Les pangolins : le mammifère le plus trafiqué au monde

Le rapport souligne le trafic d'espèces sauvages telles que les pangolins, qui ont été identifiés comme une source potentielle de coronavirus.

Des experts de l'Organisation Mondiale de la Santé (OMS) sont en route pour la Chine, afin de déterminer la source animale de la COVID-19.

Les saisies d'écailles de pangolin ont été multipliées par dix entre 2014 et 2018, ce qui en fait le mammifère sauvage le plus trafiqué au monde.

Près de 6 000 espèces ont été saisies au cours de la dernière décennie, qui comprennent des mammifères mais aussi des reptiles, des coraux, des oiseaux et des poissons.

Aucun pays n'a été identifié comme étant à l'origine de plus de 9 % du nombre total de saisies, tandis que les trafiquants présumés représentaient environ 150 nationalités, ce qui souligne la nature mondiale de ces crimes.

Le bois tropical illégal en hausse

Le rapport analyse également les marchés du bois de rose illicite, de l'ivoire, de la corne de rhinocéros, des écailles de pangolin, des reptiles vivants, des grands félins et de l'anguille européenne.

Les tendances montrent que la demande d'ivoire africain et de corne de rhinocéros est en déclin, ce qui indique que le marché pour ces produits est plus petit que ce qui avait été suggéré précédemment. On estime que ces deux produits ont généré plus de 600 millions de dollars par an entre 2016 et 2018.

Pendant ce temps, la demande de bois dur tropical a augmenté de manière significative au cours des deux dernières décennies. Le bois de rose africain illégal est même entré dans les chaînes d'approvisionnement légitimes pour le commerce des meubles.

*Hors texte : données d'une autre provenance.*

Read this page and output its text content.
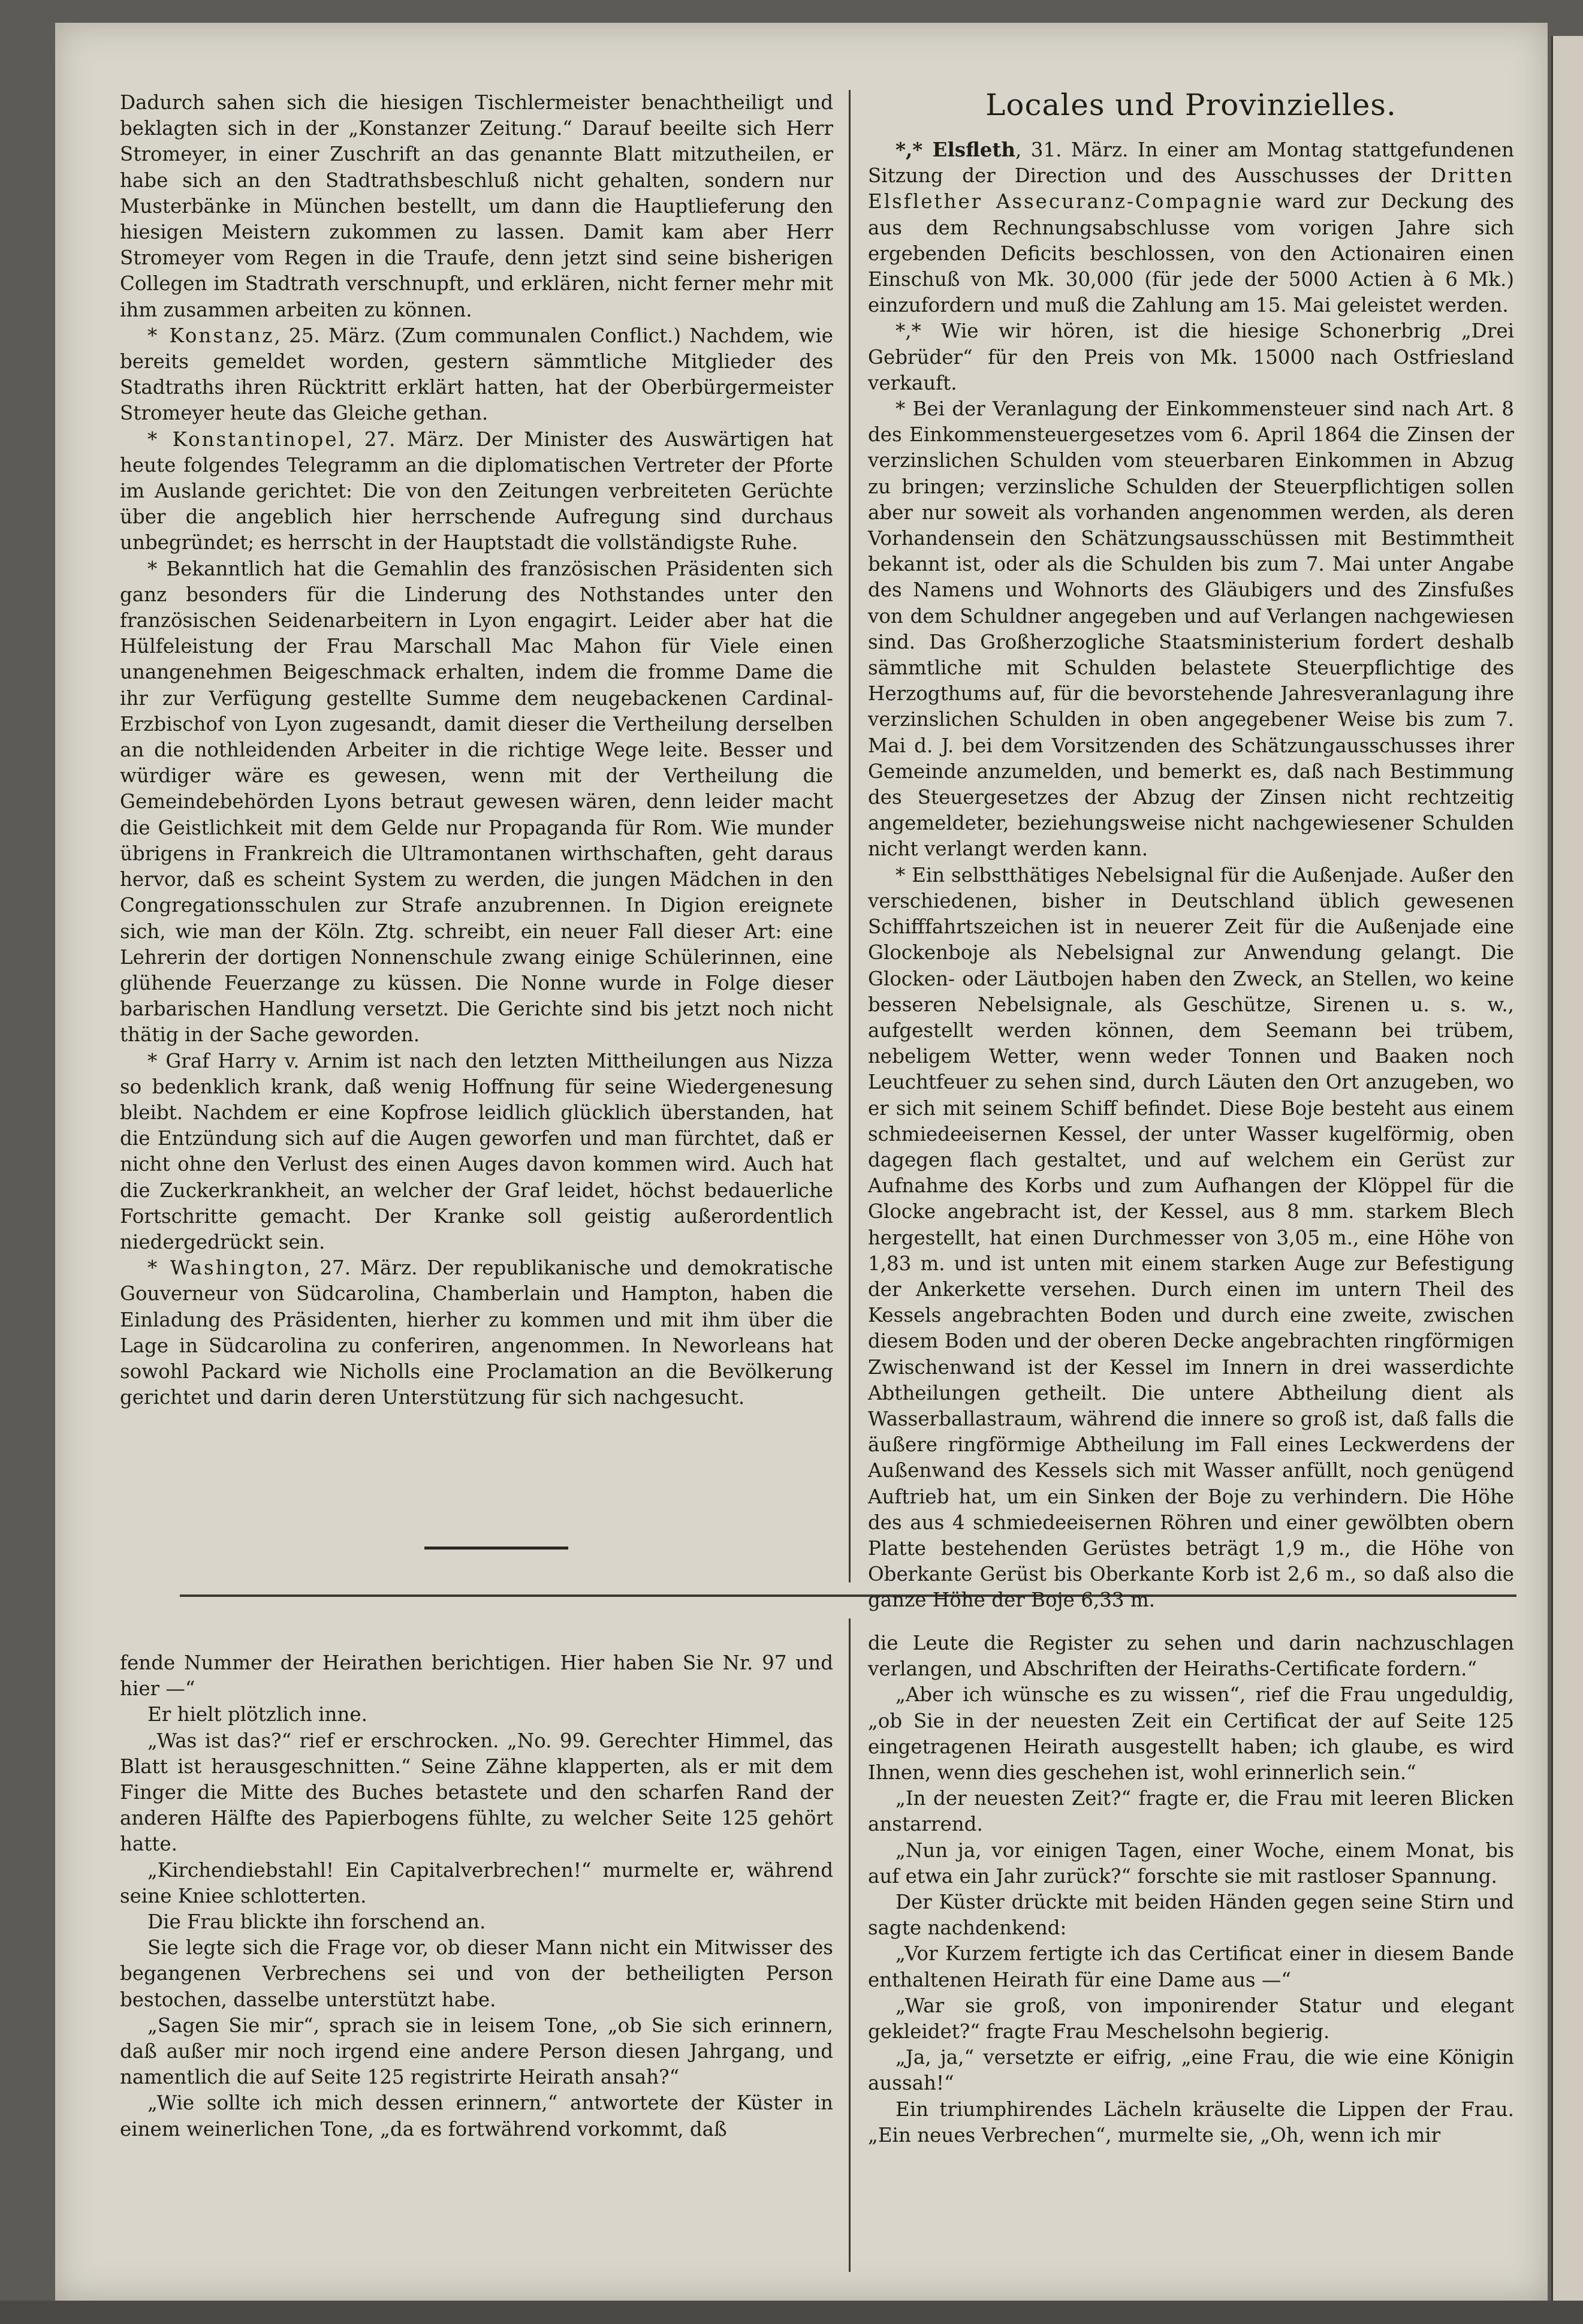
Dadurch sahen sich die hiesigen Tischlermeister benachtheiligt und beklagten sich in der „Konstanzer Zeitung.“ Darauf beeilte sich Herr Stromeyer, in einer Zuschrift an das genannte Blatt mitzutheilen, er habe sich an den Stadtrathsbeschluß nicht gehalten, sondern nur Musterbänke in München bestellt, um dann die Hauptlieferung den hiesigen Meistern zukommen zu lassen. Damit kam aber Herr Stromeyer vom Regen in die Traufe, denn jetzt sind seine bisherigen Collegen im Stadtrath verschnupft, und erklären, nicht ferner mehr mit ihm zusammen arbeiten zu können.

* Konstanz, 25. März. (Zum communalen Conflict.) Nachdem, wie bereits gemeldet worden, gestern sämmtliche Mitglieder des Stadtraths ihren Rücktritt erklärt hatten, hat der Oberbürgermeister Stromeyer heute das Gleiche gethan.

* Konstantinopel, 27. März. Der Minister des Auswärtigen hat heute folgendes Telegramm an die diplomatischen Vertreter der Pforte im Auslande gerichtet: Die von den Zeitungen verbreiteten Gerüchte über die angeblich hier herrschende Aufregung sind durchaus unbegründet; es herrscht in der Hauptstadt die vollständigste Ruhe.

* Bekanntlich hat die Gemahlin des französischen Präsidenten sich ganz besonders für die Linderung des Nothstandes unter den französischen Seidenarbeitern in Lyon engagirt. Leider aber hat die Hülfeleistung der Frau Marschall Mac Mahon für Viele einen unangenehmen Beigeschmack erhalten, indem die fromme Dame die ihr zur Verfügung gestellte Summe dem neugebackenen Cardinal-Erzbischof von Lyon zugesandt, damit dieser die Vertheilung derselben an die nothleidenden Arbeiter in die richtige Wege leite. Besser und würdiger wäre es gewesen, wenn mit der Vertheilung die Gemeindebehörden Lyons betraut gewesen wären, denn leider macht die Geistlichkeit mit dem Gelde nur Propaganda für Rom. Wie munder übrigens in Frankreich die Ultramontanen wirthschaften, geht daraus hervor, daß es scheint System zu werden, die jungen Mädchen in den Congregationsschulen zur Strafe anzubrennen. In Digion ereignete sich, wie man der Köln. Ztg. schreibt, ein neuer Fall dieser Art: eine Lehrerin der dortigen Nonnenschule zwang einige Schülerinnen, eine glühende Feuerzange zu küssen. Die Nonne wurde in Folge dieser barbarischen Handlung versetzt. Die Gerichte sind bis jetzt noch nicht thätig in der Sache geworden.

* Graf Harry v. Arnim ist nach den letzten Mittheilungen aus Nizza so bedenklich krank, daß wenig Hoffnung für seine Wiedergenesung bleibt. Nachdem er eine Kopfrose leidlich glücklich überstanden, hat die Entzündung sich auf die Augen geworfen und man fürchtet, daß er nicht ohne den Verlust des einen Auges davon kommen wird. Auch hat die Zuckerkrankheit, an welcher der Graf leidet, höchst bedauerliche Fortschritte gemacht. Der Kranke soll geistig außerordentlich niedergedrückt sein.

* Washington, 27. März. Der republikanische und demokratische Gouverneur von Südcarolina, Chamberlain und Hampton, haben die Einladung des Präsidenten, hierher zu kommen und mit ihm über die Lage in Südcarolina zu conferiren, angenommen. In Neworleans hat sowohl Packard wie Nicholls eine Proclamation an die Bevölkerung gerichtet und darin deren Unterstützung für sich nachgesucht.

Locales und Provinzielles.

*,* Elsfleth, 31. März. In einer am Montag stattgefundenen Sitzung der Direction und des Ausschusses der Dritten Elsflether Assecuranz-Compagnie ward zur Deckung des aus dem Rechnungsabschlusse vom vorigen Jahre sich ergebenden Deficits beschlossen, von den Actionairen einen Einschuß von Mk. 30,000 (für jede der 5000 Actien à 6 Mk.) einzufordern und muß die Zahlung am 15. Mai geleistet werden.

*,* Wie wir hören, ist die hiesige Schonerbrig „Drei Gebrüder“ für den Preis von Mk. 15000 nach Ostfriesland verkauft.

* Bei der Veranlagung der Einkommensteuer sind nach Art. 8 des Einkommensteuergesetzes vom 6. April 1864 die Zinsen der verzinslichen Schulden vom steuerbaren Einkommen in Abzug zu bringen; verzinsliche Schulden der Steuerpflichtigen sollen aber nur soweit als vorhanden angenommen werden, als deren Vorhandensein den Schätzungsausschüssen mit Bestimmtheit bekannt ist, oder als die Schulden bis zum 7. Mai unter Angabe des Namens und Wohnorts des Gläubigers und des Zinsfußes von dem Schuldner angegeben und auf Verlangen nachgewiesen sind. Das Großherzogliche Staatsministerium fordert deshalb sämmtliche mit Schulden belastete Steuerpflichtige des Herzogthums auf, für die bevorstehende Jahresveranlagung ihre verzinslichen Schulden in oben angegebener Weise bis zum 7. Mai d. J. bei dem Vorsitzenden des Schätzungausschusses ihrer Gemeinde anzumelden, und bemerkt es, daß nach Bestimmung des Steuergesetzes der Abzug der Zinsen nicht rechtzeitig angemeldeter, beziehungsweise nicht nachgewiesener Schulden nicht verlangt werden kann.

* Ein selbstthätiges Nebelsignal für die Außenjade. Außer den verschiedenen, bisher in Deutschland üblich gewesenen Schifffahrtszeichen ist in neuerer Zeit für die Außenjade eine Glockenboje als Nebelsignal zur Anwendung gelangt. Die Glocken- oder Läutbojen haben den Zweck, an Stellen, wo keine besseren Nebelsignale, als Geschütze, Sirenen u. s. w., aufgestellt werden können, dem Seemann bei trübem, nebeligem Wetter, wenn weder Tonnen und Baaken noch Leuchtfeuer zu sehen sind, durch Läuten den Ort anzugeben, wo er sich mit seinem Schiff befindet. Diese Boje besteht aus einem schmiedeeisernen Kessel, der unter Wasser kugelförmig, oben dagegen flach gestaltet, und auf welchem ein Gerüst zur Aufnahme des Korbs und zum Aufhangen der Klöppel für die Glocke angebracht ist, der Kessel, aus 8 mm. starkem Blech hergestellt, hat einen Durchmesser von 3,05 m., eine Höhe von 1,83 m. und ist unten mit einem starken Auge zur Befestigung der Ankerkette versehen. Durch einen im untern Theil des Kessels angebrachten Boden und durch eine zweite, zwischen diesem Boden und der oberen Decke angebrachten ringförmigen Zwischenwand ist der Kessel im Innern in drei wasserdichte Abtheilungen getheilt. Die untere Abtheilung dient als Wasserballastraum, während die innere so groß ist, daß falls die äußere ringförmige Abtheilung im Fall eines Leckwerdens der Außenwand des Kessels sich mit Wasser anfüllt, noch genügend Auftrieb hat, um ein Sinken der Boje zu verhindern. Die Höhe des aus 4 schmiedeeisernen Röhren und einer gewölbten obern Platte bestehenden Gerüstes beträgt 1,9 m., die Höhe von Oberkante Gerüst bis Oberkante Korb ist 2,6 m., so daß also die ganze Höhe der Boje 6,33 m.

fende Nummer der Heirathen berichtigen. Hier haben Sie Nr. 97 und hier —“

Er hielt plötzlich inne.

„Was ist das?“ rief er erschrocken. „No. 99. Gerechter Himmel, das Blatt ist herausgeschnitten.“ Seine Zähne klapperten, als er mit dem Finger die Mitte des Buches betastete und den scharfen Rand der anderen Hälfte des Papierbogens fühlte, zu welcher Seite 125 gehört hatte.

„Kirchendiebstahl! Ein Capitalverbrechen!“ murmelte er, während seine Kniee schlotterten.

Die Frau blickte ihn forschend an.

Sie legte sich die Frage vor, ob dieser Mann nicht ein Mitwisser des begangenen Verbrechens sei und von der betheiligten Person bestochen, dasselbe unterstützt habe.

„Sagen Sie mir“, sprach sie in leisem Tone, „ob Sie sich erinnern, daß außer mir noch irgend eine andere Person diesen Jahrgang, und namentlich die auf Seite 125 registrirte Heirath ansah?“

„Wie sollte ich mich dessen erinnern,“ antwortete der Küster in einem weinerlichen Tone, „da es fortwährend vorkommt, daß

die Leute die Register zu sehen und darin nachzuschlagen verlangen, und Abschriften der Heiraths-Certificate fordern.“

„Aber ich wünsche es zu wissen“, rief die Frau ungeduldig, „ob Sie in der neuesten Zeit ein Certificat der auf Seite 125 eingetragenen Heirath ausgestellt haben; ich glaube, es wird Ihnen, wenn dies geschehen ist, wohl erinnerlich sein.“

„In der neuesten Zeit?“ fragte er, die Frau mit leeren Blicken anstarrend.

„Nun ja, vor einigen Tagen, einer Woche, einem Monat, bis auf etwa ein Jahr zurück?“ forschte sie mit rastloser Spannung.

Der Küster drückte mit beiden Händen gegen seine Stirn und sagte nachdenkend:

„Vor Kurzem fertigte ich das Certificat einer in diesem Bande enthaltenen Heirath für eine Dame aus —“

„War sie groß, von imponirender Statur und elegant gekleidet?“ fragte Frau Meschelsohn begierig.

„Ja, ja,“ versetzte er eifrig, „eine Frau, die wie eine Königin aussah!“

Ein triumphirendes Lächeln kräuselte die Lippen der Frau. „Ein neues Verbrechen“, murmelte sie, „Oh, wenn ich mir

Dans le même temps, les saisies de produits du tigre ont également augmenté, parallèlement à l'intérêt des trafiquants pour d'autres pièces de gros chat qui peuvent servir de substituts.

Le commerce des espèces sauvages est également passé au numérique, les trafiquants vendant des reptiles vivants et des os de tigre, entre autres produits, par le biais de plateformes en ligne et d'applications de messagerie cryptée.

La coordination transfrontalière est essentielle

L'ONUDC estime qu'il est essentiel de mettre un terme à la criminalité liée aux espèces sauvages pour protéger la biodiversité et l'État de droit, mais aussi pour prévenir les futures urgences de santé publique.

Le rapport souligne la nécessité de renforcer les systèmes de justice pénale et d'améliorer la coopération internationale et les enquêtes transfrontalières, entre autres mesures.

"Pour protéger les personnes et la planète conformément aux objectifs de développement durable, et pour mieux tirer parti de la crise de la COVID-19, nous ne pouvons pas nous permettre d'ignorer la criminalité liée aux espèces sauvages", a déclaré Mme Waly, directrice de l'agence des Nations Unies.

"Le Rapport mondial sur la criminalité liée aux espèces sauvages 2020 peut contribuer à maintenir cette menace en bonne place dans l'agenda international et à accroître le soutien aux gouvernements pour qu'ils adoptent la législation nécessaire et développent la coordination et les capacités interinstitutionnelles nécessaires pour lutter contre les infractions liées aux espèces sauvages".